Fast forward, 3 years later to my baby shower.. she shows up, no apology or anything.. acted like she hadn't had a tantrum 3 years prior. The worst part, she didn't even acknowledge, EVER, that my mom died. DH didn't tell her why it was wrong her her or that she needed to talk to me about it/apologize, and it turned into an ongoing issue with a whole year of fighting.. it was the worst year of my life .. and then DH's mom walked out on him again over something stupid (she didn't agree on a television he was giving her advice on).
FIL.. has borrowed thousands of $ .. freeloads.. does other stuff that irritates me to no end (and DH too).. yet obviously DH 'let' it happen.
Another part of it all was DH making me spend SO much time with his family. One Xmas, it wasa Sunday and I was 9months preg, the ILs wanted us there at 7am, and we live an hour away. I was not about to get up at 5am to get there at 7am. So we 'compromised' and got there about 8 am.. and stayed til 11pm.. and I had to work the next morning. Plus I was so pregnant and miserable, I had been going to bed at like 9:30pm. DH really needed to step up and tell them look, my wife needs rest. It was also like that with his mom, I 'had' to have lunch with them every week, if not more than 1x a week. I know that seeing family an equal amount is a big deal for a lot of couples. Oh and DH's mom called us constantly, up to like a dozen times a day. Agh!!! And like 7am on a Saturday! Not normal!
Fortunately now, after everything that has happened, he sees it in perspective, so I think he gets it, how extrme everthing used to be. And he stands up to his family. So yes, we used to be 'controlled' by my inlaws, now we aren't.
Nest Bio ~ ~ Baby Food Blog
Do I feel like I "married" them? No. What I do I feel like is that they are a huge part of DH's life (and now mine, Jordan's and Ben's) and that I need to respect that and include them in our lives. Fortunately, I get along well with his family and they have been nothing but good to the kids and I. His mom and I have had our issues in the past, but I feel like after the last blow up (a few years ago), we've both been working hard at the relationship and things have gotten better. I can honestly say that I love his parents and his sisters.
I'm pretty close with DH's twin brother and his older sister, definitely more so than my own siblings. I think the reason for this is that they are closer to my age and my siblings are much, much older. By the time I could remember anything, most of my siblings had moved out. Most of them were married by the time I was 9.
I keep up with them, the same or even more so than DH does. I also probably talk with his mom and grandma more too. Neither of us are THAT close with our families though. While we both had fairly large families (siblings, aunts, uncles, cousins) no one has ever lived that close to one another. Even though a lot of both our families live in Iowa, they are spread out all over the state - and then there is extended family that lives all over the place.

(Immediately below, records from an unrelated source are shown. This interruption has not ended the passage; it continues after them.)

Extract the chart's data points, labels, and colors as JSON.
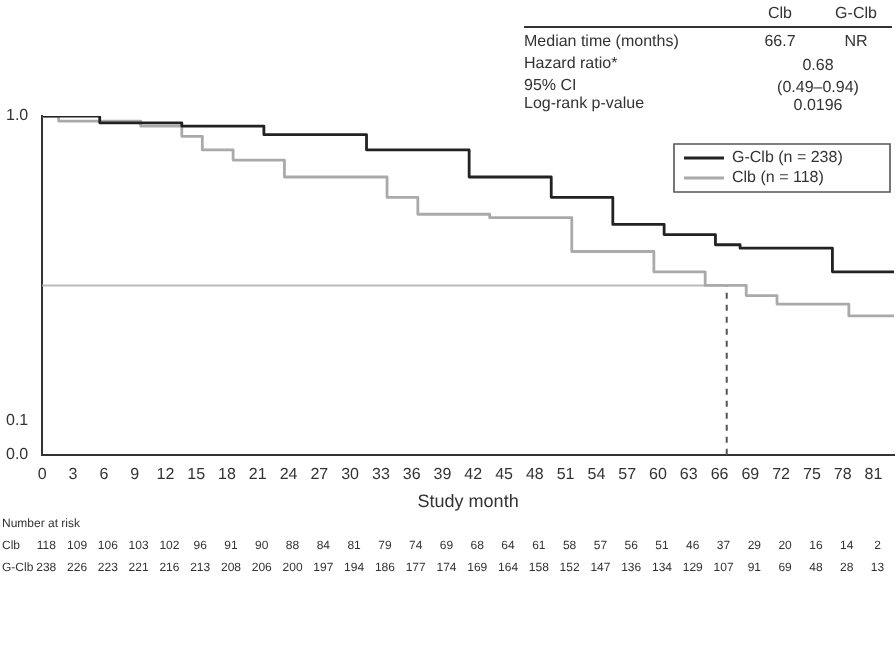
{
  "chart_data": {
    "type": "step",
    "xlabel": "Study month",
    "xlim": [
      0,
      83
    ],
    "xticks": [
      0,
      3,
      6,
      9,
      12,
      15,
      18,
      21,
      24,
      27,
      30,
      33,
      36,
      39,
      42,
      45,
      48,
      51,
      54,
      57,
      60,
      63,
      66,
      69,
      72,
      75,
      78,
      81
    ],
    "ylim": [
      0,
      1
    ],
    "yticks": [
      {
        "value": 0,
        "label": "0.0"
      },
      {
        "value": 0.1,
        "label": "0.1"
      },
      {
        "value": 1,
        "label": "1.0"
      }
    ],
    "grid": false,
    "legend": "top right",
    "marker": "none",
    "series": [
      {
        "name": "G-Clb (n = 238)",
        "color": "#222222",
        "x": [
          0,
          5.6,
          13.6,
          21.6,
          31.6,
          41.6,
          49.6,
          55.6,
          60.6,
          65.6,
          68,
          77,
          83
        ],
        "values": [
          1,
          0.98,
          0.97,
          0.945,
          0.9,
          0.82,
          0.76,
          0.68,
          0.65,
          0.62,
          0.61,
          0.54,
          0.54
        ]
      },
      {
        "name": "Clb (n = 118)",
        "color": "#aaaaaa",
        "x": [
          0,
          1.6,
          9.6,
          13.6,
          15.6,
          18.6,
          23.6,
          33.6,
          36.6,
          43.6,
          51.6,
          59.6,
          64.6,
          68.6,
          71.6,
          76.6,
          78.6,
          83
        ],
        "values": [
          1,
          0.985,
          0.97,
          0.94,
          0.9,
          0.87,
          0.82,
          0.76,
          0.71,
          0.7,
          0.6,
          0.54,
          0.5,
          0.47,
          0.445,
          0.445,
          0.41,
          0.41
        ]
      }
    ],
    "ref_lines": [
      {
        "axis": "y",
        "value": 0.5,
        "color": "#bbbbbb",
        "line_style": "solid"
      },
      {
        "axis": "x",
        "value": 66.7,
        "color": "#555555",
        "line_style": "dashed"
      }
    ],
    "annotations": [
      "Clb",
      "G-Clb",
      "Median time (months)",
      "66.7",
      "NR",
      "Hazard ratio*",
      "0.68",
      "95% CI",
      "(0.49–0.94)",
      "Log-rank p-value",
      "0.0196",
      "Number at risk",
      "Clb",
      "118 109 106 103 102 96 91 90 88 84 81 79 74 69 68 64 61 58 57 56 51 46 37 29 20 16 14 2",
      "G-Clb",
      "238 226 223 221 216 213 208 206 200 197 194 186 177 174 169 164 158 152 147 136 134 129 107 91 69 48 28 13"
    ]
  }
}
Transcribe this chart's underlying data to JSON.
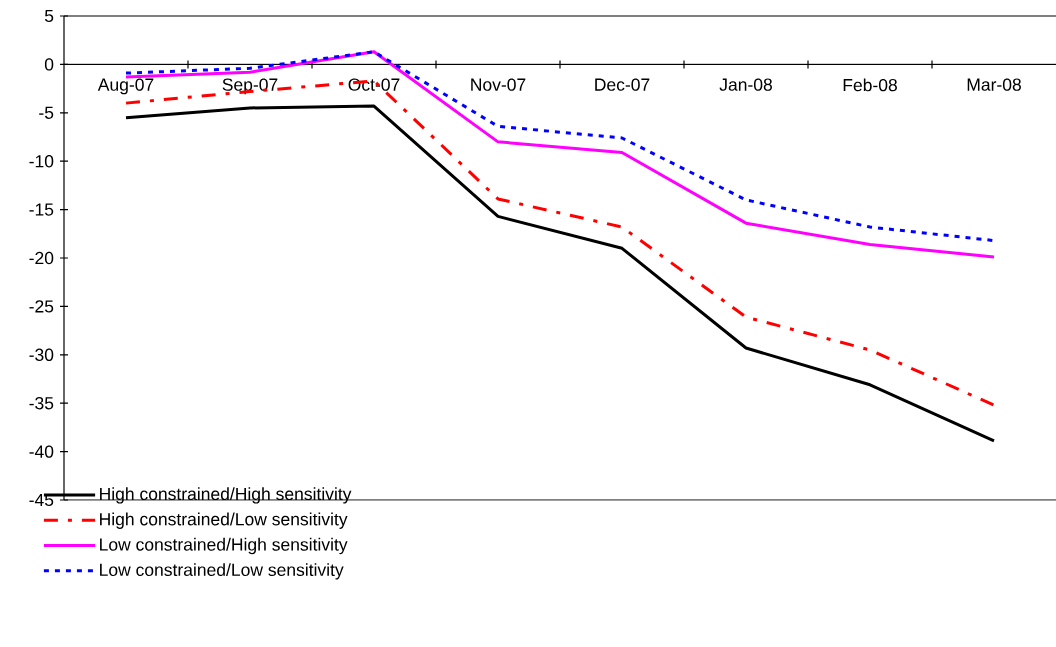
{
  "chart_data": {
    "type": "line",
    "categories": [
      "Aug-07",
      "Sep-07",
      "Oct-07",
      "Nov-07",
      "Dec-07",
      "Jan-08",
      "Feb-08",
      "Mar-08"
    ],
    "series": [
      {
        "name": "High constrained/High sensitivity",
        "color": "#000000",
        "line_style": "solid",
        "values": [
          -5.5,
          -4.5,
          -4.3,
          -15.7,
          -19.0,
          -29.3,
          -33.1,
          -38.9
        ]
      },
      {
        "name": "High constrained/Low sensitivity",
        "color": "#ff0000",
        "line_style": "dashed",
        "values": [
          -4.0,
          -2.8,
          -1.7,
          -13.9,
          -16.8,
          -26.1,
          -29.5,
          -35.2
        ]
      },
      {
        "name": "Low constrained/High sensitivity",
        "color": "#ff00ff",
        "line_style": "solid",
        "values": [
          -1.3,
          -0.8,
          1.3,
          -8.0,
          -9.1,
          -16.4,
          -18.6,
          -19.9
        ]
      },
      {
        "name": "Low constrained/Low sensitivity",
        "color": "#0000ff",
        "line_style": "dotted",
        "values": [
          -0.9,
          -0.4,
          1.3,
          -6.4,
          -7.6,
          -14.0,
          -16.8,
          -18.2
        ]
      }
    ],
    "ylim": [
      -45,
      5
    ],
    "yticks": [
      5,
      0,
      -5,
      -10,
      -15,
      -20,
      -25,
      -30,
      -35,
      -40,
      -45
    ],
    "grid": false,
    "legend": "bottom left",
    "marker": "none"
  }
}
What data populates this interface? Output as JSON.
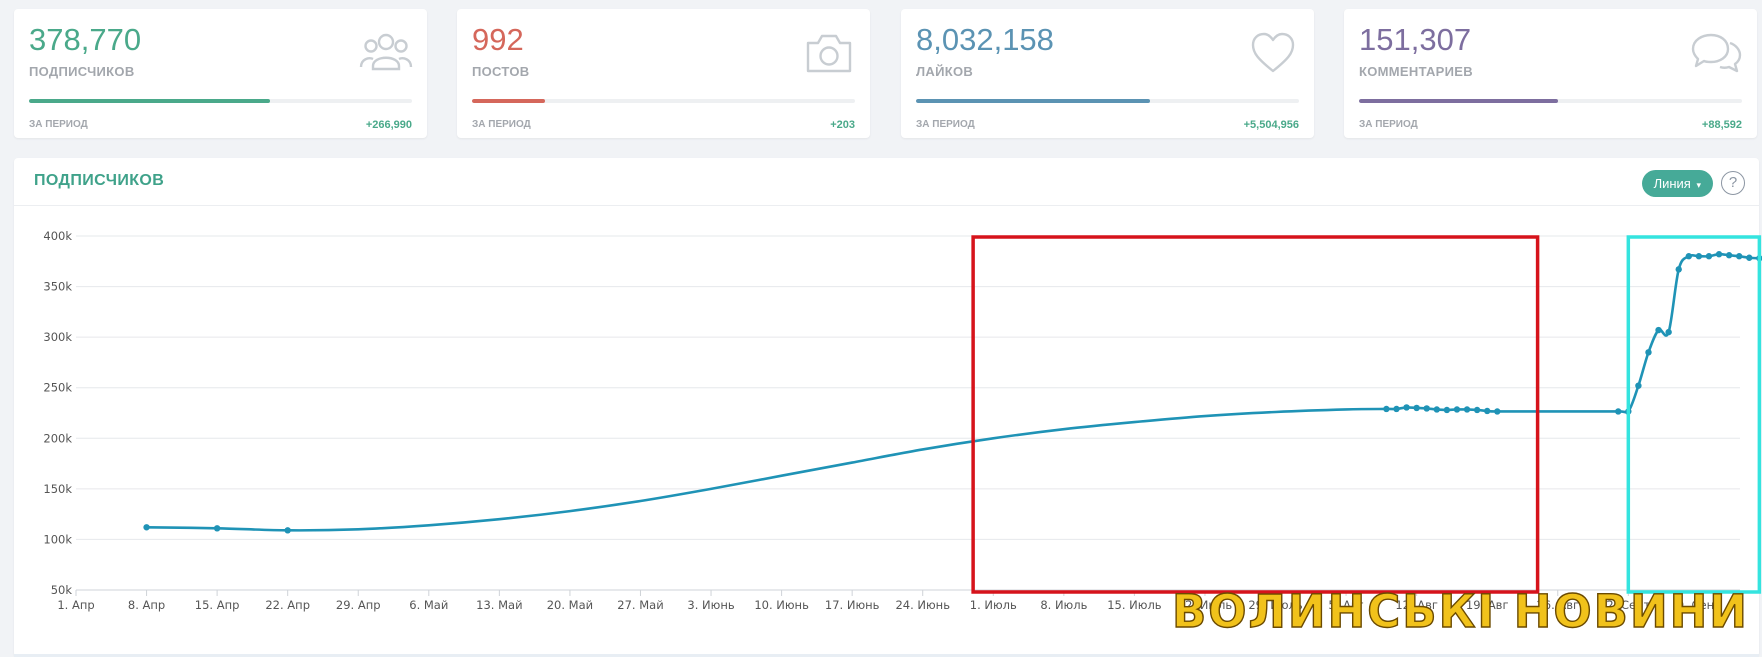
{
  "stats": [
    {
      "value": "378,770",
      "label": "ПОДПИСЧИКОВ",
      "period_label": "ЗА ПЕРИОД",
      "delta": "+266,990",
      "color": "#4aa98a",
      "fill_fraction": 0.63,
      "icon": "users-icon"
    },
    {
      "value": "992",
      "label": "ПОСТОВ",
      "period_label": "ЗА ПЕРИОД",
      "delta": "+203",
      "color": "#d5675b",
      "fill_fraction": 0.19,
      "icon": "camera-icon"
    },
    {
      "value": "8,032,158",
      "label": "ЛАЙКОВ",
      "period_label": "ЗА ПЕРИОД",
      "delta": "+5,504,956",
      "color": "#5b93b3",
      "fill_fraction": 0.61,
      "icon": "heart-icon"
    },
    {
      "value": "151,307",
      "label": "КОММЕНТАРИЕВ",
      "period_label": "ЗА ПЕРИОД",
      "delta": "+88,592",
      "color": "#7d6e9f",
      "fill_fraction": 0.52,
      "icon": "chat-bubbles-icon"
    }
  ],
  "panel": {
    "title": "ПОДПИСЧИКОВ",
    "mode_label": "Линия",
    "help_label": "?"
  },
  "watermark": "ВОЛИНСЬКІ НОВИНИ",
  "chart_data": {
    "type": "line",
    "series": [
      {
        "x": [
          "2020-04-07",
          "2020-04-14",
          "2020-04-21",
          "2020-04-28",
          "2020-05-05",
          "2020-05-12",
          "2020-05-19",
          "2020-05-26",
          "2020-06-02",
          "2020-06-09",
          "2020-06-16",
          "2020-06-23",
          "2020-06-30",
          "2020-07-07",
          "2020-07-14",
          "2020-07-21",
          "2020-07-28",
          "2020-08-04",
          "2020-08-08",
          "2020-08-09",
          "2020-08-10",
          "2020-08-11",
          "2020-08-12",
          "2020-08-13",
          "2020-08-14",
          "2020-08-15",
          "2020-08-16",
          "2020-08-17",
          "2020-08-18",
          "2020-08-19",
          "2020-08-24",
          "2020-08-31",
          "2020-09-01",
          "2020-09-02",
          "2020-09-03",
          "2020-09-04",
          "2020-09-05",
          "2020-09-06",
          "2020-09-07",
          "2020-09-08",
          "2020-09-09",
          "2020-09-10",
          "2020-09-11",
          "2020-09-12",
          "2020-09-13",
          "2020-09-14"
        ],
        "values": [
          112000,
          111000,
          109000,
          110000,
          114000,
          120000,
          128000,
          138000,
          150000,
          163000,
          176000,
          189000,
          200000,
          209000,
          216000,
          222000,
          226000,
          228500,
          229000,
          229000,
          230500,
          230000,
          229500,
          228500,
          228000,
          228500,
          228500,
          228000,
          227000,
          226500,
          226500,
          226500,
          226500,
          252000,
          285000,
          307000,
          305000,
          367000,
          380000,
          380000,
          380000,
          382000,
          381000,
          380000,
          378500,
          378000
        ],
        "marked_points": [
          "2020-04-07",
          "2020-04-14",
          "2020-04-21",
          "2020-08-08",
          "2020-08-09",
          "2020-08-10",
          "2020-08-11",
          "2020-08-12",
          "2020-08-13",
          "2020-08-14",
          "2020-08-15",
          "2020-08-16",
          "2020-08-17",
          "2020-08-18",
          "2020-08-19",
          "2020-08-31",
          "2020-09-01",
          "2020-09-02",
          "2020-09-03",
          "2020-09-04",
          "2020-09-05",
          "2020-09-06",
          "2020-09-07",
          "2020-09-08",
          "2020-09-09",
          "2020-09-10",
          "2020-09-11",
          "2020-09-12",
          "2020-09-13",
          "2020-09-14"
        ],
        "color": "#1f93b6"
      }
    ],
    "ylim": [
      50000,
      400000
    ],
    "y_ticks": [
      "50k",
      "100k",
      "150k",
      "200k",
      "250k",
      "300k",
      "350k",
      "400k"
    ],
    "x_ticks": [
      "1. Апр",
      "8. Апр",
      "15. Апр",
      "22. Апр",
      "29. Апр",
      "6. Май",
      "13. Май",
      "20. Май",
      "27. Май",
      "3. Июнь",
      "10. Июнь",
      "17. Июнь",
      "24. Июнь",
      "1. Июль",
      "8. Июль",
      "15. Июль",
      "22. Июль",
      "29. Июль",
      "5. Авг",
      "12. Авг",
      "19. Авг",
      "26. Авг",
      "2. Сент",
      "9. Сент"
    ],
    "grid": true,
    "legend": "none",
    "highlight_boxes": [
      {
        "from": "2020-06-28",
        "to": "2020-08-23",
        "color": "#d6131b"
      },
      {
        "from": "2020-09-01",
        "to": "2020-09-14",
        "color": "#34e4df"
      }
    ]
  }
}
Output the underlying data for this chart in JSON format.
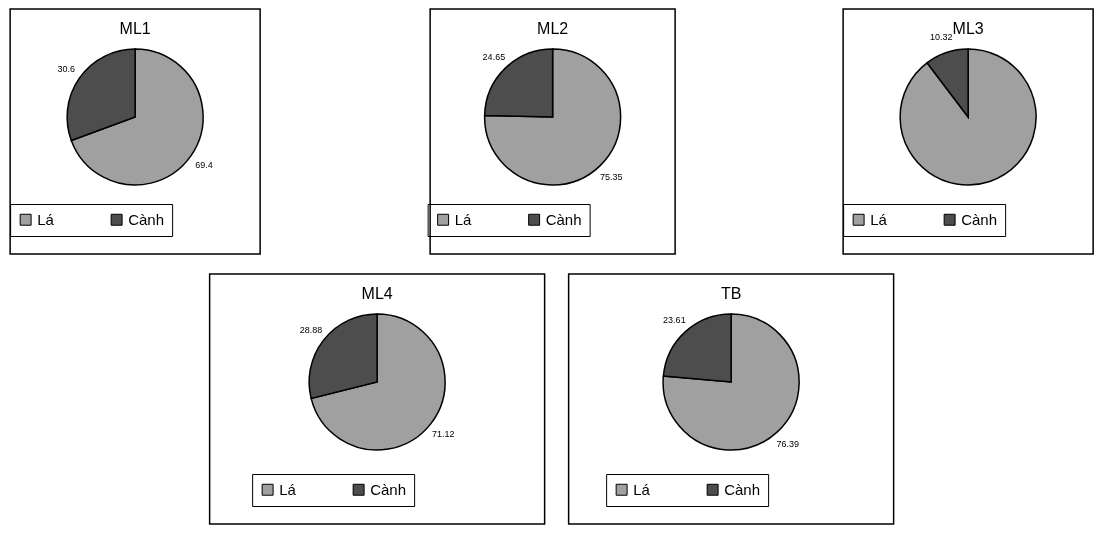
{
  "chart_data": [
    {
      "type": "pie",
      "title": "ML1",
      "categories": [
        "Lá",
        "Cành"
      ],
      "values": [
        69.4,
        30.6
      ],
      "colors": [
        "#a0a0a0",
        "#4d4d4d"
      ],
      "data_labels": true,
      "legend": "bottom"
    },
    {
      "type": "pie",
      "title": "ML2",
      "categories": [
        "Lá",
        "Cành"
      ],
      "values": [
        75.35,
        24.65
      ],
      "colors": [
        "#a0a0a0",
        "#4d4d4d"
      ],
      "data_labels": true,
      "legend": "bottom"
    },
    {
      "type": "pie",
      "title": "ML3",
      "categories": [
        "Lá",
        "Cành"
      ],
      "values": [
        89.68,
        10.32
      ],
      "colors": [
        "#a0a0a0",
        "#4d4d4d"
      ],
      "value_labels": [
        null,
        "10.32"
      ],
      "legend": "bottom"
    },
    {
      "type": "pie",
      "title": "ML4",
      "categories": [
        "Lá",
        "Cành"
      ],
      "values": [
        71.12,
        28.88
      ],
      "colors": [
        "#a0a0a0",
        "#4d4d4d"
      ],
      "data_labels": true,
      "legend": "bottom"
    },
    {
      "type": "pie",
      "title": "TB",
      "categories": [
        "Lá",
        "Cành"
      ],
      "values": [
        76.39,
        23.61
      ],
      "colors": [
        "#a0a0a0",
        "#4d4d4d"
      ],
      "data_labels": true,
      "legend": "bottom"
    }
  ]
}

Cam 6.6.10 - Autism, Global Developmental Delay, Mixed Receptive/Expressive Communication Disorder
I did whether I wanted to or not!
DH is really close to his family and being that they are all boys his mom was desperate for a girl to bond with. I was 17 when we started dating and ate all the attention up. We moved away right after we got married and I think the separation was good for all parties involved. I think they would have us all living in a family compound if they could get us to agree to it.
They are all really nice people and we have a great relationship but the distance factor keeps mommy and daddy from interfering too much.